Affaire Carlton : et maintenant DSK ?

Son nom revient sans cesse dans l'affaire Carlton. Dominique Strauss-Kahn va-t-il être bientôt entendu ?

Par Emmanuel MAGDELAINE

DSK. A la lecture de certains PV d’auditions de protagonistes de l’affaire Carlton, ces initiales reviennent souvent. « Voyages » aux Etats-Unis, « soirées » à Paris, « amitiés », un point commun : Dominique Strauss-Kahn.

Qui sont les « amis de DSK » ?

David Roquet, 43 ans, chef d'entreprise du BTP (Matériaux enrobés du Nord, filiale d'Eiffage à Annay-sous-Lens) s'est dit lors de son audition à la PJ "fasciné par DSK". C'est pour lui, qu'il aurait co-organisé des "soirées coquines" aux frais de son entreprise "Au dos des factures, j'indiquais DSK".
Selon lui, DSK ne payait rien. "Vous savez, dans ce métier, pour accéder à certaines personnes on les invite. DSK, c'était dans cet esprit." (Lepoint.fr). David Roquet a connu DSK par le biais de Fabrice Paszkowski : "En fait c'est Fabrice P. qui m'a dit qu'on avait l'occasion de déjeuner avec monsieur Strauss-Kahn aux enquêteurs, et qu'il apprécierait que je ramène des copines, en fait des prostituées. ". (Lefigaro.fr).


Fabrice Paszkowski, 44 ans, gérant de sociétés de matériel médical. Selon Le Figaro, c’est donc lui qui « a présenté Dominique Strauss-Kahn au commissaire Jean-Christophe Lagarde et au représentant d'Eiffage, David Roquet ».
Fabrice Paszkowski, célibataire et sans enfant, aurait été initié par DSK aux soirées libertines. En 2007, il aurait été un des fondateurs du club DSK dans le Pas-de-Calais avec un des fils de Jacques Mellick.
Il aurait confirmé aux policiers avoir payé une partie des frais au nom de sociétés dont il est le gérant. Notamment les chambres d'hôtel à Paris, et à Washington.

Jean-Christophe Lagarde, 47 ans, commissaire divisionnaire, chef de la sûreté départmentale du Nord, parlait depuis plusieurs années ouvertement de son « amitié » pour Dominique Straus-Kahn. Ses collaborateurs à l’hôtel de police savaient depuis longtemps qu’il entretenait des liens étroits avec l’ancien directeur du FMI.
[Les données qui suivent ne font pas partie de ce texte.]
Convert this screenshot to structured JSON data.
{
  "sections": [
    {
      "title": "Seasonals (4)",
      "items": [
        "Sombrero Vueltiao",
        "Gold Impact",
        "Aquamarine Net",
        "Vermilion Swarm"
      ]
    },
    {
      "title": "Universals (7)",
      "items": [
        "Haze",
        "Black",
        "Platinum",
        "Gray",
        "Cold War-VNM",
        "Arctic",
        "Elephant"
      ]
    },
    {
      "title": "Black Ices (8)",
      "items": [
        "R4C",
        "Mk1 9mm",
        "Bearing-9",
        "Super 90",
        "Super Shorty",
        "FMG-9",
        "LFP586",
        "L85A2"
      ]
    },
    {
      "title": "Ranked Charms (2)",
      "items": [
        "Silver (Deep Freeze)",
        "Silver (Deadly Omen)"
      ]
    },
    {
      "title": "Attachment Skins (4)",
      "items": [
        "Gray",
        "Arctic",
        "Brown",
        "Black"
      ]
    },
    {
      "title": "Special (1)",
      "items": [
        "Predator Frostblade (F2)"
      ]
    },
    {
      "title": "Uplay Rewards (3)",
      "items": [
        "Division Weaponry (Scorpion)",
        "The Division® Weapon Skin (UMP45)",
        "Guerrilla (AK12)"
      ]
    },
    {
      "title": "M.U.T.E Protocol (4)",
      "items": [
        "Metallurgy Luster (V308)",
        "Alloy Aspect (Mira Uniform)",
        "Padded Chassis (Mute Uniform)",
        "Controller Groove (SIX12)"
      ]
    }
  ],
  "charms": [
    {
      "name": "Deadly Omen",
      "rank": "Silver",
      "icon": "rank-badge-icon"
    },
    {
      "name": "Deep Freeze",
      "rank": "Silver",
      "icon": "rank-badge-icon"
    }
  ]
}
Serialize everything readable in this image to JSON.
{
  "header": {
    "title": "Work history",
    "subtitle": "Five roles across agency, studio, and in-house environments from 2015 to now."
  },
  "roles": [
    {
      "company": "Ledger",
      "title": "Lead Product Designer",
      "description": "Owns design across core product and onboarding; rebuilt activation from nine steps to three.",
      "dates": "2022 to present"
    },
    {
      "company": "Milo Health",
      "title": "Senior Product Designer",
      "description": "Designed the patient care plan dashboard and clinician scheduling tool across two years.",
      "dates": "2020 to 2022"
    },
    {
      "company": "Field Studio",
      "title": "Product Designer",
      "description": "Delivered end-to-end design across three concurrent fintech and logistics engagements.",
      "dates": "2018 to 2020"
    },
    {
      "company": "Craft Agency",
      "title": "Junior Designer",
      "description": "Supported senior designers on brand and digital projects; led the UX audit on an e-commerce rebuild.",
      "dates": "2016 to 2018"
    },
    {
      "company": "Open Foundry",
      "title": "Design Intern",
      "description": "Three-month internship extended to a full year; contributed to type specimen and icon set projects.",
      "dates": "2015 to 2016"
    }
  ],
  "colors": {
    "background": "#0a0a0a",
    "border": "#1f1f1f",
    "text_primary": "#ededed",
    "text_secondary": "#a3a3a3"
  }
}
Que se passait-il dans ces « soirées » avec DSK ?


Le dossier parle de 3 « soirées » à Paris et de 3 voyages aux Etats-Unis. A l'hôtel Murano sur les Grands Boulevards, les filles étaient "fournies" par "Dodo la Saumure" à la demande de René Kojfer, le chargé des relations publiques de l'hôtel Carlton.
"Il y avait Fabrice et Jean-Christophe Lagarde, a raconté Roquet face aux enquêteurs. (...) Nous avons mangé dans la chambre puis nous avons eu des relations sexuelles tarifées. Chacun était avec sa copine, moi j'étais avec Jade, DSK avait aussi sa copine (...)." Des dires confirmés par Mounia, une prostituée présente ce soir là, selon Libération.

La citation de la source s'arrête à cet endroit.